Professor Kevin Leo Yabut Nadal: January 19, 2021 12-2:00 p.m. via Zoom: 

Kevin Leo Yabut Nadal Ph.D., is a professor of psychology at both John Jay College of Criminal Justice and Graduate Center at the City University of New York. KevinNadal.com.

Professor Charisse C. Levchak: April 6, 2022 12-2:00 p.m. via Zoom:

Charisse C. Levchak, Ph.D., is an associate professor in the Department of Sociology at Central Connecticut State University. She researches and teaches in the areas of identity-based aggression, race, gender, self-care, liberation, and social justice. Her first book Microaggressions and Modern Racism: Endurance and Evolution (Palgrave Macmillan 2018) explores the causes, manifestations, and consequences of microaggressions, macroaggressions, and modern racism within society. She is also the creator of the podcast Centering Black Women which is devoted to highlighting the research, work, experiences, endeavors, voices, and dreams of Black women and it also advocates for the self-care, joy, and wellness of Black women.

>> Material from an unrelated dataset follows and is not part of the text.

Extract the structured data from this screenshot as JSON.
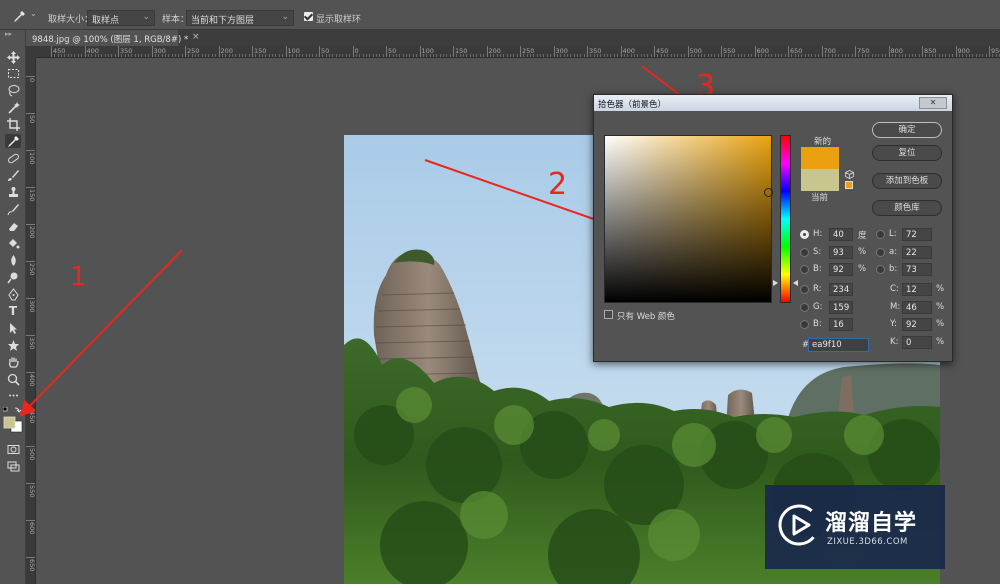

9. California Alliance for Hispanic-Serving Social Science Advancement
With a $796,858 grant from NSF - $332,963 directly to UCSB – Barbara Endemaño Walker, Ph.D., UCSB director of research development and special assistant to the executive vice chancellor, and Belinda Robnett, Ph.D., vice chancellor for diversity, equity, and inclusion, and project co-leads at UC Irvine, California State University Channel Islands (CSUCI), and the Chancellor’s Office of the California State University are working to identify and address barriers to grant proposal development and submissions among roughly 4,500 social sciences faculty across 28 minority-serving public universities in California. The project will strengthen proposal writing among faculty in the UC and CSU systems by testing a variety of proposal writing and collaboration training interventions. It will also investigate other potential barriers such as lack of incentives for research in tenure and promotion, inadequate research support and infrastructure, and biases that may exist among reviewers when evaluating proposals from MSIs. The project will implement and evaluate grant proposal writing webinars, writing groups, and writing retreats; lead train-the-trainer workshops and social science leader seminars; and conduct content analysis of proposal reviewer comments.